Clouds are coagulating on the razor-sharp ridges, gently bleeding a soft mist of rain. Shafts of sunlight pierce through this gauzy tissue of moisture, trailing through the valley like the filaments of the tropic-bird tail. The men are looking at this but no thoughts cloud their mind for they are in a kind of trance. A soft meditative stillness is in their hearts: this is their home and its beauty makes men full of quiet love.
A flotilla of flying fish leap out of the water, scattering morning sunlight to the heavens from the stiff shards of their quivering wings.
They are near the reef now. They drop the motor to an idle as they approach the channel. A vast blue wall concaves then explodes into a watery cavern, engorging itself on oxygen and light, full of doom and splendour, roaring like a snarling savage beast. The sight of this touches the men like the razor sharp edge of a knife blade, sending their souls icy cold then fiery hot. It unleashes a wild caustic warbling in their blood, some ancient war-like memory of challenge and response.

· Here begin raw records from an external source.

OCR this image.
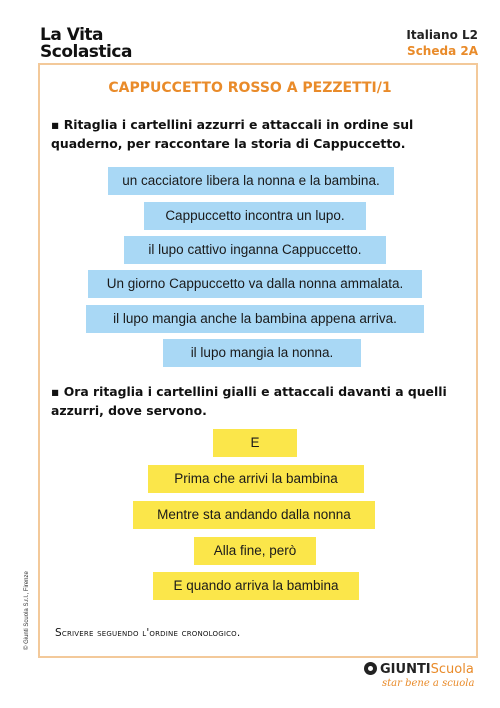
La Vita
Scolastica
Italiano L2
Scheda 2A
CAPPUCCETTO ROSSO A PEZZETTI/1
▪ Ritaglia i cartellini azzurri e attaccali in ordine sul quaderno, per raccontare la storia di Cappuccetto.
un cacciatore libera la nonna e la bambina.
Cappuccetto incontra un lupo.
il lupo cattivo inganna Cappuccetto.
Un giorno Cappuccetto va dalla nonna ammalata.
il lupo mangia anche la bambina appena arriva.
il lupo mangia la nonna.
▪ Ora ritaglia i cartellini gialli e attaccali davanti a quelli azzurri, dove servono.
E
Prima che arrivi la bambina
Mentre sta andando dalla nonna
Alla fine, però
E quando arriva la bambina
Scrivere seguendo l'ordine cronologico.
© Giunti Scuola S.r.l., Firenze
GIUNTIScuola
star bene a scuola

They cross themselves, mutter a little prayer and look deep into the ocean. They all think of Malik and his wave and the memory of his passing serves not to weaken them with the reminder of impending death but to insulate them from it's icy presence. He had died for them, in body, but they feel the presence of his soul and it is joyous and encouraging.
The men with musical names ride the massive caverns for hours. No-one falls. They plunge over the ledge and emerge slack-shouldered, heads bowed to whoops and war-cries. There are camera-men who don't film the brown men because they are not sponsored but the wounded pride felt by the elite men standing at the top of the Teahupoo tree is overwhelmed by euphoria and camaraderie. Icy old Hinanos are flowing as the sun sets across the lagoon and in each of the men there is a deep, insistent question whispering in their blood: What was that beautiful thing that just happened?
Across the Pacific and the great and multifarious landscape of the decaying sole superpower in the world, in the streets of the greatest city in the world which is called New York City there is panic and confusion. On a grimy street corner surrounded by a vast jumbled wasteland of bridges, railroad tracks, warehouses, wharves and whatnot, and populated by a scurrying mass of insects in human form a man on skid row is panhandling. He looks up at a poster proclaiming a surf contest next month and wonders if that will turn his luck.
He thrusts a can in front of a passing man and croaks "Hey mister, spare a dime for a cup of coffee?"